After the BIOS upgrade the kernel parameters can be removed, but the kernel (5.2.16) now locks up when entering XFCE (it survives lightdm though). The error is almost same as as in the posted dmesg; I'll attach mine with backtraces in a few seconds. Highlights: This gets printed out before each warning: [ 66.159175] [drm] pstate TEST_DEBUG_DATA: 0x36F60000 R08 gets increased by some value between 49 and 56 after each next warning (the value is sometimes in R10) Userspace seems working otherwise (the logs are from syslog), just the display won't show anything.
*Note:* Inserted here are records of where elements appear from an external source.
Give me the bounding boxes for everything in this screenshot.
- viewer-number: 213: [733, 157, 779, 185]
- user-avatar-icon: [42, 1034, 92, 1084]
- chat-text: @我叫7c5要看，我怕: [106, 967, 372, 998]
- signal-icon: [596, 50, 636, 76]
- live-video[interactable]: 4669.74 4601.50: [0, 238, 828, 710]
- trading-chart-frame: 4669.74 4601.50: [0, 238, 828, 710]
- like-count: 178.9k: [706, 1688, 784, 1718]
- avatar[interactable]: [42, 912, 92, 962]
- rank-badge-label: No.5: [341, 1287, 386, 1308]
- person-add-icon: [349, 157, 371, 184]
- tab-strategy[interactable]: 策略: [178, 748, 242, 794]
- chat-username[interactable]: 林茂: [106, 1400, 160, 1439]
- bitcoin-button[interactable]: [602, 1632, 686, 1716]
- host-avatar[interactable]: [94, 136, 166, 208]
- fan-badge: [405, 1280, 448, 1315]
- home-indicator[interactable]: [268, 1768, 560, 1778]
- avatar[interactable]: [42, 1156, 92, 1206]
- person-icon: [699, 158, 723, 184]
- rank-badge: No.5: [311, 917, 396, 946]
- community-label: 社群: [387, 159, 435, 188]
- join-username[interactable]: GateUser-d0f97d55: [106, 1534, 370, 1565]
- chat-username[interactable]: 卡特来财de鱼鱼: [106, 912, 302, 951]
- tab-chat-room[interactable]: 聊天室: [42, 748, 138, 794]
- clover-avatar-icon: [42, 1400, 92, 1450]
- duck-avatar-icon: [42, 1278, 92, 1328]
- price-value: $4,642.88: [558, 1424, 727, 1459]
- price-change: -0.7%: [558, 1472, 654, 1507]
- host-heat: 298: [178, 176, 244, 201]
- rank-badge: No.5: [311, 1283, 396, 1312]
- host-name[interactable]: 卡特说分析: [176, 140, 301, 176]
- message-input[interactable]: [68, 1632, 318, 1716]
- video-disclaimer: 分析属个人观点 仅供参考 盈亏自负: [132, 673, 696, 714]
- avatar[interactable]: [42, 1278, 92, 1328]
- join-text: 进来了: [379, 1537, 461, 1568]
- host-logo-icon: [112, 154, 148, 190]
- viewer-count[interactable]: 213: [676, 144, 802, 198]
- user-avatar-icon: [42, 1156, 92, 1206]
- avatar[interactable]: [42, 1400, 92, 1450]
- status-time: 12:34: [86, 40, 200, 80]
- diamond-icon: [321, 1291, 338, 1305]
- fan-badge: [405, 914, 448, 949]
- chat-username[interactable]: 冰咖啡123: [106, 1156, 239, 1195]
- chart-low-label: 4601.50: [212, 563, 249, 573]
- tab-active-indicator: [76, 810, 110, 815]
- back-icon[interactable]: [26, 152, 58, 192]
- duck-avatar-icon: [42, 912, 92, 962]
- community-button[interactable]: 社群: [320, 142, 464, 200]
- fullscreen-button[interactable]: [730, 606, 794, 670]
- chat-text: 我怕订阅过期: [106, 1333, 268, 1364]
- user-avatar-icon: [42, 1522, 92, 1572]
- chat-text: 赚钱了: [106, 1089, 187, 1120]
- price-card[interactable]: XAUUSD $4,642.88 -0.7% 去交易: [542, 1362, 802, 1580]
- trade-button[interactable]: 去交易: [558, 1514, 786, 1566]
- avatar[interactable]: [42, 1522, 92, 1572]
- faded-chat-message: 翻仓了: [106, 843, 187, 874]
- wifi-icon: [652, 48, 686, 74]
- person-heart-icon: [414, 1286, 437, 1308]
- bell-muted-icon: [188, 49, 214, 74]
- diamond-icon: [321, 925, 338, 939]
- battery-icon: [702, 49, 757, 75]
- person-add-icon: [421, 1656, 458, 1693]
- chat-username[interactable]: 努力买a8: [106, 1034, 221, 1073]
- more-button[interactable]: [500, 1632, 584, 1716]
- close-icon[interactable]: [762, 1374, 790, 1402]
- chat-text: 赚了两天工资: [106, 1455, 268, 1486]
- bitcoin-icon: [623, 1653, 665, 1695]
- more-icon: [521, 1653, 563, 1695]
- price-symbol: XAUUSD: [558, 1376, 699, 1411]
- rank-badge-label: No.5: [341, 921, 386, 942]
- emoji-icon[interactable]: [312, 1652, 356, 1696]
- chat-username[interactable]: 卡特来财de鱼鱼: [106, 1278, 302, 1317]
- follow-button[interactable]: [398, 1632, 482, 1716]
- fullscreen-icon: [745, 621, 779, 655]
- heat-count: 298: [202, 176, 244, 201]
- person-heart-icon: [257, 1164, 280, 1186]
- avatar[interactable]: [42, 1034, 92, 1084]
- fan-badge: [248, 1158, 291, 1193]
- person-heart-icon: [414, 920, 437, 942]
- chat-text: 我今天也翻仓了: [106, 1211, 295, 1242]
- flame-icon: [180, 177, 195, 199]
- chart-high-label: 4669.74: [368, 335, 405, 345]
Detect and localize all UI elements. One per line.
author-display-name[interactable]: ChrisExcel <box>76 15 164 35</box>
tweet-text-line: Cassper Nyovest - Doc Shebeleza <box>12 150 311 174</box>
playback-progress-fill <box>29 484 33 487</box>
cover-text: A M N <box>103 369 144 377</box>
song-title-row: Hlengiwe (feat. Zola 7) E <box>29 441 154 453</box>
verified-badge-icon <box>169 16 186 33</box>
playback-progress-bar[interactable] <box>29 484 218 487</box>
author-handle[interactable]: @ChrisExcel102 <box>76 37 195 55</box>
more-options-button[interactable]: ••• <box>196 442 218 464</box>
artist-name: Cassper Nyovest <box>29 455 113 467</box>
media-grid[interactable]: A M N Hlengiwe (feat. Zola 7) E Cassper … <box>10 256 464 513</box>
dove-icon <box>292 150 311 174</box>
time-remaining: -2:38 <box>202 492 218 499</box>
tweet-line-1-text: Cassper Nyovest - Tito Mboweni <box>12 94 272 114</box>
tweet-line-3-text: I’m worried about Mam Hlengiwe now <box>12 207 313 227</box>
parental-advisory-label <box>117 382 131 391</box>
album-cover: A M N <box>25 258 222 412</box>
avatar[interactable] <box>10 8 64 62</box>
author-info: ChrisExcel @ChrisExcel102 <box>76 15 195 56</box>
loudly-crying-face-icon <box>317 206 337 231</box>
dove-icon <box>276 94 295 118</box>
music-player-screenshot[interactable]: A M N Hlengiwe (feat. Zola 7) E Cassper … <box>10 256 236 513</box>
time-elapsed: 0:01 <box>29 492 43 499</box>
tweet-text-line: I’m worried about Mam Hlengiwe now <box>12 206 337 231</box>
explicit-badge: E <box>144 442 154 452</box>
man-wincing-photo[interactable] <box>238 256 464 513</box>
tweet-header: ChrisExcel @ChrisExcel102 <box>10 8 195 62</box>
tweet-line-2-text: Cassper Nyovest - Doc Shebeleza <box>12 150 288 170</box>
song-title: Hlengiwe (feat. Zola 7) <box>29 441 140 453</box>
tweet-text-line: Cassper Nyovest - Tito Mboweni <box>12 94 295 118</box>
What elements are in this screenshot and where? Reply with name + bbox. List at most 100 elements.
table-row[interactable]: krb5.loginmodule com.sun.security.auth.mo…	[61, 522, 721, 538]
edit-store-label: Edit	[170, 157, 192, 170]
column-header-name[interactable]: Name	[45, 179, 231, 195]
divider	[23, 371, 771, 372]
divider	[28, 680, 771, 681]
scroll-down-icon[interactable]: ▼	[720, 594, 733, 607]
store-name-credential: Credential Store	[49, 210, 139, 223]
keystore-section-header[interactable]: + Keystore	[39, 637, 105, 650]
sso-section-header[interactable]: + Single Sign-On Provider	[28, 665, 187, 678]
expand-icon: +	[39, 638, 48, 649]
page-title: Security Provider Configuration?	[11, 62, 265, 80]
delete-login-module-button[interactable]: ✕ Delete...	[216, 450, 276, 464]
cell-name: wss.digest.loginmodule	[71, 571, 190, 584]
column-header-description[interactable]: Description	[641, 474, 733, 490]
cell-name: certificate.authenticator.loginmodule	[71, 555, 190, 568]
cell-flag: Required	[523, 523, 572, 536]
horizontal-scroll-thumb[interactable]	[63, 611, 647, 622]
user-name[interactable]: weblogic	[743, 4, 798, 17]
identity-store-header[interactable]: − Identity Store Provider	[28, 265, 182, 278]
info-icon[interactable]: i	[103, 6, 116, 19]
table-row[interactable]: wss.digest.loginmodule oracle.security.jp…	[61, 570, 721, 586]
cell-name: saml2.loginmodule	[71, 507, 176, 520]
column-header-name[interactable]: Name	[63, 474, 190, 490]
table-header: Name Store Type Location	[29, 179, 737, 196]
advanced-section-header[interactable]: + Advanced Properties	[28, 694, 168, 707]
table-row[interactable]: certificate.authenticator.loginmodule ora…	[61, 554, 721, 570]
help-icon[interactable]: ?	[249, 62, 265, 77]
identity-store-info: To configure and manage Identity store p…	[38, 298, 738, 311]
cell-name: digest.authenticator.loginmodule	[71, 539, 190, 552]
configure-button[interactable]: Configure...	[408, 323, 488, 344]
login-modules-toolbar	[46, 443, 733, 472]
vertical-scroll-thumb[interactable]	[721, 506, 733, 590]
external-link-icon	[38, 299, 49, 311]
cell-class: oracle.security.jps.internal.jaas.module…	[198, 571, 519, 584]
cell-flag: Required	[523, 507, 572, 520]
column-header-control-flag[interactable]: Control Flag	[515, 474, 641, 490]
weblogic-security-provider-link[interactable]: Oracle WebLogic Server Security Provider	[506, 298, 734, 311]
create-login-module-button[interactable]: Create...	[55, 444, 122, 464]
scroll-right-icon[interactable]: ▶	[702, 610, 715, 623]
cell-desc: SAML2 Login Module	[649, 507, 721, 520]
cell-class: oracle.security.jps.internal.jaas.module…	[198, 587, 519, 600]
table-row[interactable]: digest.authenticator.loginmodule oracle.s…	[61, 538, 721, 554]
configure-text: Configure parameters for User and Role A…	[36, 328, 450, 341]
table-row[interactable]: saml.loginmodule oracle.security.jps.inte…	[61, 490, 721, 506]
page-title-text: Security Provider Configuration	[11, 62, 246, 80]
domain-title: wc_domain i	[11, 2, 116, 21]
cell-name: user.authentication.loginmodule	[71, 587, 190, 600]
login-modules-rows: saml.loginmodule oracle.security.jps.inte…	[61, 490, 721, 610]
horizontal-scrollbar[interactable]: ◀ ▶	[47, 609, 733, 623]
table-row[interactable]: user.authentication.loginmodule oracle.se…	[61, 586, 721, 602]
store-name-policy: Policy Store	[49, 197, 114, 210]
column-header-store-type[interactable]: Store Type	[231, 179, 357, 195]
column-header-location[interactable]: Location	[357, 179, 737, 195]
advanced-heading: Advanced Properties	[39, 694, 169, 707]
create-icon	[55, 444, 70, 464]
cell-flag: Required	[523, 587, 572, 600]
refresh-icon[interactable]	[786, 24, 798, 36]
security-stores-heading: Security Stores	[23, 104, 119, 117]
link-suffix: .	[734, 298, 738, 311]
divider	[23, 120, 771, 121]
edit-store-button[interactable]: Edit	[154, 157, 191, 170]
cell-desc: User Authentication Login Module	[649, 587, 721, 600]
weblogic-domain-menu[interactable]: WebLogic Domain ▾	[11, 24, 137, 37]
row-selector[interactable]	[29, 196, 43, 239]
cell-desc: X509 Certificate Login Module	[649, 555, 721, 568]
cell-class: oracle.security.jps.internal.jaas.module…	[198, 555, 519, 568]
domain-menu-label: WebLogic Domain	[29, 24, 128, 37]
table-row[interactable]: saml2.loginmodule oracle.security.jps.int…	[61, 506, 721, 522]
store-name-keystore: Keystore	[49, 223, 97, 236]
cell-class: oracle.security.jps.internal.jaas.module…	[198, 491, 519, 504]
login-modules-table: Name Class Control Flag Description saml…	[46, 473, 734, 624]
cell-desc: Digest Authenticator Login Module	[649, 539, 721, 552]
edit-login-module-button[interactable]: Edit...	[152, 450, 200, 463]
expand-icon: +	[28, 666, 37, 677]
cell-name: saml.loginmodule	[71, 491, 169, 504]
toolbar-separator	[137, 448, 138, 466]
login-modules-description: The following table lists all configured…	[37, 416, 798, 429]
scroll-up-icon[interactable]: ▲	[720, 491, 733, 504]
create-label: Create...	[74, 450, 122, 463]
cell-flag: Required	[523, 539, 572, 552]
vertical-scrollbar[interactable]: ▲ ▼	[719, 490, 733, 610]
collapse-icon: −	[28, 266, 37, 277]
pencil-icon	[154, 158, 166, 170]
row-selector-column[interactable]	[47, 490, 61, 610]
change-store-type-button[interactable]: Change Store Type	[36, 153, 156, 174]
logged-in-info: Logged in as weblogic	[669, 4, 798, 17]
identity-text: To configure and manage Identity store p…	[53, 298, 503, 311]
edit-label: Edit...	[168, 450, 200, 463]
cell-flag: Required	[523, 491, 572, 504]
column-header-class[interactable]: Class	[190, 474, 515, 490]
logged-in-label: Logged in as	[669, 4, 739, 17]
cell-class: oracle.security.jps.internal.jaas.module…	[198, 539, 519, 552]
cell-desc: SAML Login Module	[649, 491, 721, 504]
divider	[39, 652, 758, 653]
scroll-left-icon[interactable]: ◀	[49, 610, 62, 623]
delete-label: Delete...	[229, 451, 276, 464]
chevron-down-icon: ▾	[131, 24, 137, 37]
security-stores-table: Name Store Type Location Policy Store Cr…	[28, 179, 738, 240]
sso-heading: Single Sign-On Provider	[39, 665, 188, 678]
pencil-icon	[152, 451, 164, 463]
I will try a few other kernels available for debian and eventually bisect.
Created attachment 285069 [details] syslog from 5.2.16 with warnings
I updated kernel to 5.3 and problem disappeared. I did not update bios or anything like that. Perhaps the problem you guys are facing is different than originally reported.